The function also has an argument which allows to use different optimization techniques to find core-periphery structures (the problem of finding the optimal solution is computationally too complex). To illustrate this on a real-world network, we use the US domestic flights network from the networkdata package. This network connects 276 airports based on scheduled flights and is a natural candidate for core-periphery analysis: major hub airports (Atlanta, Denver, Dallas-Fort Worth, etc.) serve as a densely interconnected core, while smaller regional airports on the periphery connect primarily to these hubs.
data("us_flights")
cp_dc <- core_periphery(us_flights, method = "rk1_dc")
cp_dc$corr[1] 0.8092107
sum(cp_dc$vec)[1] 45
The rank-one approximation via degrees (rk1_dc) identifies 45 core airports with a correlation of 0.81. This is a strong sign that the structure of the US airline system follows a core-periphery pattern. We can compare the three available optimization methods.
cp_ec <- core_periphery(us_flights, method = "rk1_ec")
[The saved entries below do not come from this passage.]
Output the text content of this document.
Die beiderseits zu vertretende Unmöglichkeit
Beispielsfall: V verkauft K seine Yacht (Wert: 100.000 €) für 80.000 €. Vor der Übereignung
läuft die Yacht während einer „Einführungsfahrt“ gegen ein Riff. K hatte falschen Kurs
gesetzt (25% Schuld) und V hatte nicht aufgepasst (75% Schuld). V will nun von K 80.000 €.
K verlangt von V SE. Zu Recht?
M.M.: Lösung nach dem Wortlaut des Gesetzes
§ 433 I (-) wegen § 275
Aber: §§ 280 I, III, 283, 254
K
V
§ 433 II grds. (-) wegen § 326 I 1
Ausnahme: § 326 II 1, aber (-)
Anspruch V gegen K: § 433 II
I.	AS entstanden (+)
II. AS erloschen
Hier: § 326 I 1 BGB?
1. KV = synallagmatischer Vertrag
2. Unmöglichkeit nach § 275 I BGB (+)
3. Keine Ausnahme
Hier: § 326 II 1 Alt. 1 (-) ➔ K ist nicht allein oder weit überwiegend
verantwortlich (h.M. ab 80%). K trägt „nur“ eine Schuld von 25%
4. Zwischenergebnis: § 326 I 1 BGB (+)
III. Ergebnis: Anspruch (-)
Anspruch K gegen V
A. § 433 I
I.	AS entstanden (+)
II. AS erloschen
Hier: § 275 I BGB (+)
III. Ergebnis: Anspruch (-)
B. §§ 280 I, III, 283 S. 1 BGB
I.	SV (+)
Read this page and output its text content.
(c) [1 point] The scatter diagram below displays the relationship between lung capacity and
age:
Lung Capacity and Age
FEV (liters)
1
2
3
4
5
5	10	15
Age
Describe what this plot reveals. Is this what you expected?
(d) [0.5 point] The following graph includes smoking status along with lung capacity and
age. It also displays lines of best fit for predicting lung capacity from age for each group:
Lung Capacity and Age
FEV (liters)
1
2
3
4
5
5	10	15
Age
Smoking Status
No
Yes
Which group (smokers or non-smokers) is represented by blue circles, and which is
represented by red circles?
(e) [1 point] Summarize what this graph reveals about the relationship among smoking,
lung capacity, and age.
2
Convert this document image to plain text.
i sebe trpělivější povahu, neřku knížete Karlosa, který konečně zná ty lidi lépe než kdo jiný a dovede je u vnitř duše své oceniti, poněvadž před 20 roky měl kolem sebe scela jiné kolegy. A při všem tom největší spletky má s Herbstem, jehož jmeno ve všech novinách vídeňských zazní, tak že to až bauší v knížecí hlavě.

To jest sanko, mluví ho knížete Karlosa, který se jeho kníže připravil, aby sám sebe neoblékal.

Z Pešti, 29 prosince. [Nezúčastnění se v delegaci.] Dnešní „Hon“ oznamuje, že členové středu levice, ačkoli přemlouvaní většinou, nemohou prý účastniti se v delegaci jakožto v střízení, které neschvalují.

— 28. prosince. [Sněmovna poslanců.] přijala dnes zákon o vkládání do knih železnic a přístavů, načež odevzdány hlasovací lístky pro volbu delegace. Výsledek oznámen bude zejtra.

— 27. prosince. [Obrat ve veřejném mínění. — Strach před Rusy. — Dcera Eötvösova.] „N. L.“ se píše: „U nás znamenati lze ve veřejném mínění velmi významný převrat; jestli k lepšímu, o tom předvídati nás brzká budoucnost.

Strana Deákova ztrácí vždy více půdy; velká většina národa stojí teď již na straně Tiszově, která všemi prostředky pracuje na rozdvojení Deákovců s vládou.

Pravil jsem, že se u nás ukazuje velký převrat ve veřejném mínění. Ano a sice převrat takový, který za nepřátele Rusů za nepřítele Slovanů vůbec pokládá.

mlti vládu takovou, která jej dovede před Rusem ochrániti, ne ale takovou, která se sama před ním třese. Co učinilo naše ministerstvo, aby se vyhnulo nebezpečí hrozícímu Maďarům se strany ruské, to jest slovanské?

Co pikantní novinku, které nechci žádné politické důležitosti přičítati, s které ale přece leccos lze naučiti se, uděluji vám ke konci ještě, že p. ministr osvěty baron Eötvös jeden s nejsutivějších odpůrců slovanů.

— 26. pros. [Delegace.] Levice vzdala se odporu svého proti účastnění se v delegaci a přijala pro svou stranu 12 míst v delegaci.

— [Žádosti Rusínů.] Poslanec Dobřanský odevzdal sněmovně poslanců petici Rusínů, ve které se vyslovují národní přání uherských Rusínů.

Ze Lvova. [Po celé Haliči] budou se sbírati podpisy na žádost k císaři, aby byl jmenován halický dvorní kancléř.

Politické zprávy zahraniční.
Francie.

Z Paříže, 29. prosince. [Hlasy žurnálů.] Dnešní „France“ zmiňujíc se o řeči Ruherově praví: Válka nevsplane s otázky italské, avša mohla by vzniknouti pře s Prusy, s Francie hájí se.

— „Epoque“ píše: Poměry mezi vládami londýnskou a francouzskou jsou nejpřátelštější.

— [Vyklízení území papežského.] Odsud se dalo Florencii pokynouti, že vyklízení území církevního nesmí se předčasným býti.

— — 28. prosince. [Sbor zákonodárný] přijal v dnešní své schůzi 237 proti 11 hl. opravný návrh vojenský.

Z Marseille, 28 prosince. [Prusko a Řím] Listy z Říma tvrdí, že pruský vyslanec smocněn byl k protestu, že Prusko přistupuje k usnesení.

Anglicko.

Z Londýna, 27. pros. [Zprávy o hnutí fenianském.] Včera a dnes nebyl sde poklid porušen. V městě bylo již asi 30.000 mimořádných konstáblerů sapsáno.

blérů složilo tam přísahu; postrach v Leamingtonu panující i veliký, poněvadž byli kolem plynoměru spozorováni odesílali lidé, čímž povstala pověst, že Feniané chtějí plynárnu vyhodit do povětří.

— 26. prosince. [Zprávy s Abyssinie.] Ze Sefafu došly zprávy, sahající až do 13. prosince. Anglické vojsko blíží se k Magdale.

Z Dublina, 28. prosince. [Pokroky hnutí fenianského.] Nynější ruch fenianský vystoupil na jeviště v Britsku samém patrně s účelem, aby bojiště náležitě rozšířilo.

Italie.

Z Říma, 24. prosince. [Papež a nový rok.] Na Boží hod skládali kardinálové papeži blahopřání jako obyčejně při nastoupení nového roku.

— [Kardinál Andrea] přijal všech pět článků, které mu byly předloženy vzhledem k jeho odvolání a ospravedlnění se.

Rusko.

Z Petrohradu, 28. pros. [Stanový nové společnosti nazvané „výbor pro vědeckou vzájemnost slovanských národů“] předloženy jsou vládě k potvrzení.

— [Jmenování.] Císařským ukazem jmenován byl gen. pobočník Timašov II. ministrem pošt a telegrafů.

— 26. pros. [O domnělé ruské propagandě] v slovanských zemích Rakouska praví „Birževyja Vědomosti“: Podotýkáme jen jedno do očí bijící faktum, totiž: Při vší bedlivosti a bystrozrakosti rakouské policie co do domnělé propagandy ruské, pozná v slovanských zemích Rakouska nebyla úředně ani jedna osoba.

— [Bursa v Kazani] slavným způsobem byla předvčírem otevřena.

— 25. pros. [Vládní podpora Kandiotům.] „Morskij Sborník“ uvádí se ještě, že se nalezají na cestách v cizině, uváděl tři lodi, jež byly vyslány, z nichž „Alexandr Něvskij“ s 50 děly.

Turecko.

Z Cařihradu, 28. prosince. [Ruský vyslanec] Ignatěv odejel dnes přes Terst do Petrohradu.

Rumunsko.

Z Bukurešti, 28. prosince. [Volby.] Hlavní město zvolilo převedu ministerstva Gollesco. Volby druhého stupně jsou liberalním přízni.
cp_ga <- core_periphery(us_flights, method = "GA", iter = 2500)
c(rk1_dc = cp_dc$corr, rk1_ec = cp_ec$corr, GA = cp_ga$corr) rk1_dc rk1_ec GA
0.8092107 0.8097646 0.8102048
Similar as rk1_dc, rk1_ec is a rank-one matrix approximation methods which infers an idealized structure from the eigenvectors of the adjacency matrix instead of the degrees. These methods are extremely fast but might result in a lower quality of the result compared to GA which runs a genetic algorithm to search for the optimal solution. In our case, however, the genetic algorithm does not seem to find a much better solution than the rank-one approximations, which is a good sign that the fast methods are sufficient for the US domestic flights network.